D. Buenaventura calló. Le dejé suspenso y absorto.
- Es verdad - dijo al fin - . Ya lo sabía... pero eso no tiene nada de particular. Antonio Moreno era... un excelente profesor de cabezas... No debe olvidarse que en Valencia sirvió de amanuense cuando se redactó el célebre decreto del 4.
- ¡Consejero de Hacienda! - exclamé yo alzando los brazos - . ¡Consejero de Hacienda un vil peluquero!
- Pero a nosotros ¿qué nos importa? Allá se las compongan... Dime tú, ¿qué pedazo de pan nos quitan de la boca haciendo a Moreno consejero? Además, el honor de haber redactado tan sublime documento, merece perpetuarse con una posición decente... ¿Qué piensas? ¿Qué opinas? ¿Por qué has hecho ese gesto de monja escandalizada cuando he nombrado el decreto del 4 de Mayo? ¿No te gusta? ¿No te parece
categórico? ¿No lo crees una obra admirable y que nada deja que desear?
Yo callaba, porque mil dudas y desconfianzas ocupaban mi espíritu.
- No puede escribirse nada más contundente - continuó D. Buenaventura leyendo un papel - que el párrafo en el cual se declara "aquella Constitución y decretos nulos y de ningún valor ni efecto, ahora ni en tiempo alguno, como si no hubiesen pasado jamás tales actos, y se quitaran de en medio del tiempo...". Está dicho todo, y con tales palabras bastaba.
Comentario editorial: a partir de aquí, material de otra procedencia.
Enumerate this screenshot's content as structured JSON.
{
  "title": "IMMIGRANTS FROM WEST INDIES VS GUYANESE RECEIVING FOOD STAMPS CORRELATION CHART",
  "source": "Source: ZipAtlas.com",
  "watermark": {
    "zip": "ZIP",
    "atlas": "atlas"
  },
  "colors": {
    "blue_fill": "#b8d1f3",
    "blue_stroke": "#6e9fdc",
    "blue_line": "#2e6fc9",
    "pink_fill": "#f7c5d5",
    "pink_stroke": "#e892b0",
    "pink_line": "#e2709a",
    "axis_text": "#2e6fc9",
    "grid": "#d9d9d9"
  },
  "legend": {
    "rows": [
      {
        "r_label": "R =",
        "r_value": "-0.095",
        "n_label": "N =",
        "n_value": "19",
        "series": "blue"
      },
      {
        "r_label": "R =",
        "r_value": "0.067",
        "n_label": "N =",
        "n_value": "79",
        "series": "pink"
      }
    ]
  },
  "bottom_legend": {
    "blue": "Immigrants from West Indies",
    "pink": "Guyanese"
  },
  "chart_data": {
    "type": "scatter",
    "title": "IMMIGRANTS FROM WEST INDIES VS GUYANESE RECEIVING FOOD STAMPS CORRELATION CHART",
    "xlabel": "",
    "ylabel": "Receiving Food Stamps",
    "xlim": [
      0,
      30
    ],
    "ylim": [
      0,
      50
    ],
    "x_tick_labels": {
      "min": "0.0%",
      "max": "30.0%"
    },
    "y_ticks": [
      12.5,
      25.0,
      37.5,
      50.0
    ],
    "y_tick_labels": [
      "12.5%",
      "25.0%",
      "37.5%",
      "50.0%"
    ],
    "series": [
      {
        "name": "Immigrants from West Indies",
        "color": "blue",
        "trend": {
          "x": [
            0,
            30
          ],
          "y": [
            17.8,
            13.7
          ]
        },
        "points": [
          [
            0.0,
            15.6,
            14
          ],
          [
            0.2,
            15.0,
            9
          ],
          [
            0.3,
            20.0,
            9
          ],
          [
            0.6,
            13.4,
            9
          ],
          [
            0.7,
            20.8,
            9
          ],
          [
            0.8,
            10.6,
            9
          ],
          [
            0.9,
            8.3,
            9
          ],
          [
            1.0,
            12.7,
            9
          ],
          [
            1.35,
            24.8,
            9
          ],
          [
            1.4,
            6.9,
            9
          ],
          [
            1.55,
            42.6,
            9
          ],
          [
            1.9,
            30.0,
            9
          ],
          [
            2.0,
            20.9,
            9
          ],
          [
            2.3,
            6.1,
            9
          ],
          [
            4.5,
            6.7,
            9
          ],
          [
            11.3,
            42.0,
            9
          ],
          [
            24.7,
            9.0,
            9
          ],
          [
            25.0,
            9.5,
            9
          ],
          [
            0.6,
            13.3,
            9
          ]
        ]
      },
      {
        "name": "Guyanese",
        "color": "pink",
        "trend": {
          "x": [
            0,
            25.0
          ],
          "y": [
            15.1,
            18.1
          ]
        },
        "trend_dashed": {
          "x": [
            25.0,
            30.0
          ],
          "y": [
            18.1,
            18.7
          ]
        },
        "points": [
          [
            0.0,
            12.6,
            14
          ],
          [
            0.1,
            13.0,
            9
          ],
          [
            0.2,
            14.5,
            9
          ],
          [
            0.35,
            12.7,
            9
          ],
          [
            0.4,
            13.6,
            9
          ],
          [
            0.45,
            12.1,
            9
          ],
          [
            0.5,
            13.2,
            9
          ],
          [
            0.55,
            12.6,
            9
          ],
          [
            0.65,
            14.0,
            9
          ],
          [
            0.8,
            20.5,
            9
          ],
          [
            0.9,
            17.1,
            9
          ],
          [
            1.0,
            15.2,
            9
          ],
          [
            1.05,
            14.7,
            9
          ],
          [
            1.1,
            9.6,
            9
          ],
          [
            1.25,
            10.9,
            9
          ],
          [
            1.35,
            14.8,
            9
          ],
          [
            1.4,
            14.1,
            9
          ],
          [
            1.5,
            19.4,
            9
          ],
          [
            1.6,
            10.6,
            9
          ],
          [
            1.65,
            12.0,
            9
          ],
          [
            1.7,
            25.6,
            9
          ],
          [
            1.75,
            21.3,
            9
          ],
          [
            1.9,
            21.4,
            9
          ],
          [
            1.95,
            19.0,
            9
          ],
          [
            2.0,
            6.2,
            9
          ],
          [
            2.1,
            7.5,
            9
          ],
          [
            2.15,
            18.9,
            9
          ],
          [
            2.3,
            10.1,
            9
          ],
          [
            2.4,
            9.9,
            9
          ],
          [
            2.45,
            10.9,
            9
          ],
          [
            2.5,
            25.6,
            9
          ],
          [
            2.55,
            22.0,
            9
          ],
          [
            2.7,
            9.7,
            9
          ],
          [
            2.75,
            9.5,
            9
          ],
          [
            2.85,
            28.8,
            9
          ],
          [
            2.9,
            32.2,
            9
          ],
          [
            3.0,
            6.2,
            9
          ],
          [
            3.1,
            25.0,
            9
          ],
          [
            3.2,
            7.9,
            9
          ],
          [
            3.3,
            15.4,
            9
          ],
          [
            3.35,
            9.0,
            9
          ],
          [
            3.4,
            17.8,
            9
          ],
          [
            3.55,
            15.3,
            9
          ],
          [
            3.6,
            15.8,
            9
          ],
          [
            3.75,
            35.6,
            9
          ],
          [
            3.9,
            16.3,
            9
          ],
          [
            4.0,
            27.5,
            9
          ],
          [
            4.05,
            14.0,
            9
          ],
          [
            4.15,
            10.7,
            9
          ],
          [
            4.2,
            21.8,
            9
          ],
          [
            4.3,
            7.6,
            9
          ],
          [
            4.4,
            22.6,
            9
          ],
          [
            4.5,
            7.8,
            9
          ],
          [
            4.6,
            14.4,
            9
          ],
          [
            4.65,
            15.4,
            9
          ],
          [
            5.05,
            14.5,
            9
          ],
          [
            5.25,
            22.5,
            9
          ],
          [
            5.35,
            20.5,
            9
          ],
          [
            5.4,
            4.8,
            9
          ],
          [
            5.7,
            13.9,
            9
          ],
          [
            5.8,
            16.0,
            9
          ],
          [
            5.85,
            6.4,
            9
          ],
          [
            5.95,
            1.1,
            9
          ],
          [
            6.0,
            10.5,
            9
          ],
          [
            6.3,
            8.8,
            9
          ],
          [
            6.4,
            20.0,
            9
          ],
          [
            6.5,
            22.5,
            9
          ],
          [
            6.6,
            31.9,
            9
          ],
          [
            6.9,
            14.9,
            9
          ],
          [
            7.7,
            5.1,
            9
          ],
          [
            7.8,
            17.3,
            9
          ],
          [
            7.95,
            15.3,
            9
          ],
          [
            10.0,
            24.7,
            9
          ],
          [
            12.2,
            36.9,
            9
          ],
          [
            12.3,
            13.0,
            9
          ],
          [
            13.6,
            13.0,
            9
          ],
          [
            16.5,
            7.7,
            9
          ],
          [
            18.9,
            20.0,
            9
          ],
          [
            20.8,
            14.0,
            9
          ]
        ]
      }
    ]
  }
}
- Esa es mi opinión. Con eso bastaba. Pero más arriba, el Rey, obedeciendo a pérfidas inspiraciones, ha dicho que aborrece el despotismo, que convocará Cortes, que establecerá la seguridad individual, con otras zarandajas que o mucho me engaño, o son el primer paso para volver a las andadas, mi Sr. D. Buenaventura.
- Pero ven acá, majadero impenitente, ¿cuándo has visto que tales fórmulas sean otra cosa que una satisfacción dada a esas entrometidas naciones de Europa que quieren ver las cosas de España marchando al compás y medida de loque pasa más allá de los Pirineos? Ríete de fórmulas. No se pueden hacer, ni menos decir las cosas tan en crudo que los afeminados cortesanos de Francia, Inglaterra y Prusia se escandalicen. ¡Reunir Cortes! Primero se hundirá el cielo que verse tal plaga en España, mientras alumbre el sol... ¡Seguridad individual! ¡Bonito andaría el reino, si se diesen leyes para que los vasallos obraran libremente dentro de ellas, y se dictaran reglas para enjuiciar, y se concedieran garantías a la acción de gente tan ingobernable, díscola y revoltosa! El Rey, sus ministros y esos sapientísimos y útiles Consejos y Salas, sin cuyo dictamen no saben los españoles dónde tienen el brazo derecho, bastan para consolidar el más admirable gobierno que han visto humanos ojos. Así es y así seguirá por los siglos de los siglos... ¿Eres tan tonto, que crees en manifiestos de reyes? Como los de los revolucionarios, dicen lo que no se ha de cumplir y lo que exigen las circunstancias. Bajo las fugaces palabras están las inmóviles ideas, como bajo las vagas nubes las montañas ingentes, que no dan un paso adelante ni atrás. Las nubes pasan y los montes se quedan como estaban. Así es el absolutismo, hijo mío; sus palabras podrán ser bonitas, rosadas, luminosas y movibles; pero sus ideas son fijas, inmutables, pesadas. No mires lo de fuera sino lo de dentro. Estudia el corazón de los hombres y no atiendas a lo que articulan los labios, que siempre han de
pagar tributo a las conveniencias, a la moda, a las preocupaciones...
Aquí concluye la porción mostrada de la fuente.